Wireless Networking Should be to IEEE 802.11G standard - permitting data transfer at 54 megabits per second. More information about wireless networking can be found at my Setting up Broadband Moodle courses.
USB At least two USB version 2 sockets.
Firewire (IEEE1394) If you intend doing any digital video work then a FireWire socket or a mini-DV is almost essential
PCMCIA or CardBus slots These are not as significant as they once were. However you generally need one CardBus slot for camera card adaptors.
All the above… £500.00

In addition you must have some sort of back-up device. These are the devices we are currently using...

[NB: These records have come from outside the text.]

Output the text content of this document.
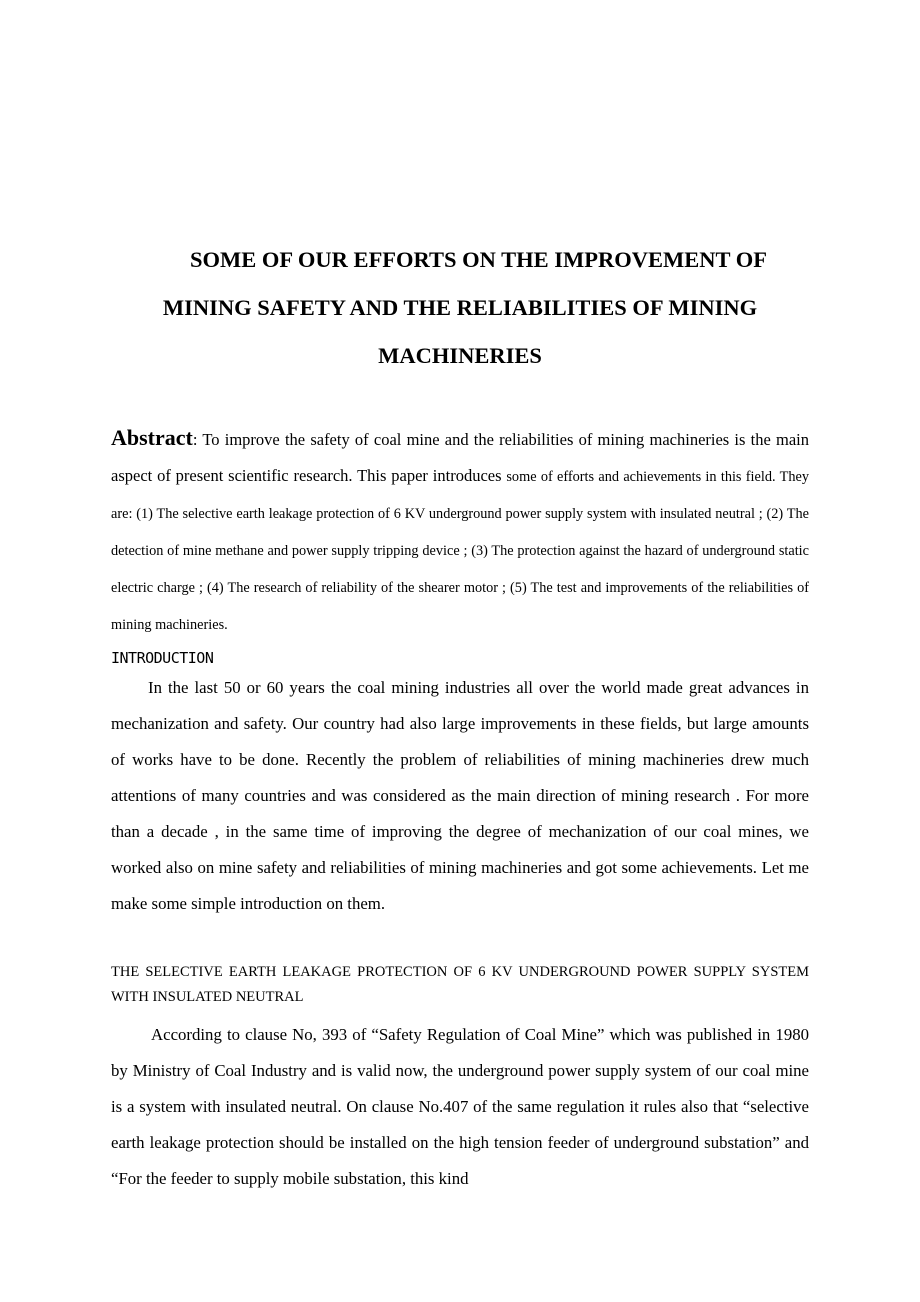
SOME OF OUR EFFORTS ON THE IMPROVEMENT OF
MINING SAFETY AND THE RELIABILITIES OF MINING
MACHINERIES
Abstract: To improve the safety of coal mine and the reliabilities of mining machineries is the main aspect of present scientific research. This paper introduces some of efforts and achievements in this field. They are: (1) The selective earth leakage protection of 6 KV underground power supply system with insulated neutral ; (2) The detection of mine methane and power supply tripping device ; (3) The protection against the hazard of underground static electric charge ; (4) The research of reliability of the shearer motor ; (5) The test and improvements of the reliabilities of mining machineries.
INTRODUCTION
In the last 50 or 60 years the coal mining industries all over the world made great advances in mechanization and safety. Our country had also large improvements in these fields, but large amounts of works have to be done. Recently the problem of reliabilities of mining machineries drew much attentions of many countries and was considered as the main direction of mining research . For more than a decade , in the same time of improving the degree of mechanization of our coal mines, we worked also on mine safety and reliabilities of mining machineries and got some achievements. Let me make some simple introduction on them.
THE SELECTIVE EARTH LEAKAGE PROTECTION OF 6 KV UNDERGROUND POWER SUPPLY SYSTEM WITH INSULATED NEUTRAL
According to clause No, 393 of “Safety Regulation of Coal Mine” which was published in 1980 by Ministry of Coal Industry and is valid now, the underground power supply system of our coal mine is a system with insulated neutral. On clause No.407 of the same regulation it rules also that “selective earth leakage protection should be installed on the high tension feeder of underground substation” and “For the feeder to supply mobile substation, this kind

Component Specification Approximate Cost*
External USB hard drive Capacity depends on your data requirement although for most users, 110GiB is more than adequate. These should connect either via USB2 or FireWire - if your computer has FireWire. The old USB 1.1 standard is generally considered too slow for backing up large datasets. Many of the principles of removable hard drives are documented in archived an article entitled "Tale of Two Hard Disks". £100
CD or DVD Rewriter External USB CD or DVD rewriter (only needed if your PC doesn't already have one built in) £70.00
Solid state memory Consider something between 4 & 32 GiB - this comes in many forms (and price ranges) including the 'CompactFlash' and SmartMedia chips used in digital cameras. This requires a card reader connected to your PC. Alternatively tiny chips that look like a door key with a USB plug on the end are widely available from most PC stores. £10.00-£300.00

Confirm with your hardware supplier that everything you buy is...

  • Fully bench tested.
  • Millennium Compliant (not as important as it once was - but still worth checking).
  • Windows 7 compatible - if you are planning to run Windows
  • Linux compatible - this may be increasingly important as more people switch to Linux
  • Supplied with all disks and documentation.

Note...

  • Prices are approximate, are subject to sudden change and exclude VAT.
  • This is only a guide and you would be well advised to spend a little time researching the matter in order to make a more informed choice.
  • Generally Linux requires much less resources than Windows. Vista in particular is a dreadful resource hog.
  • This whole article is probably out of date already!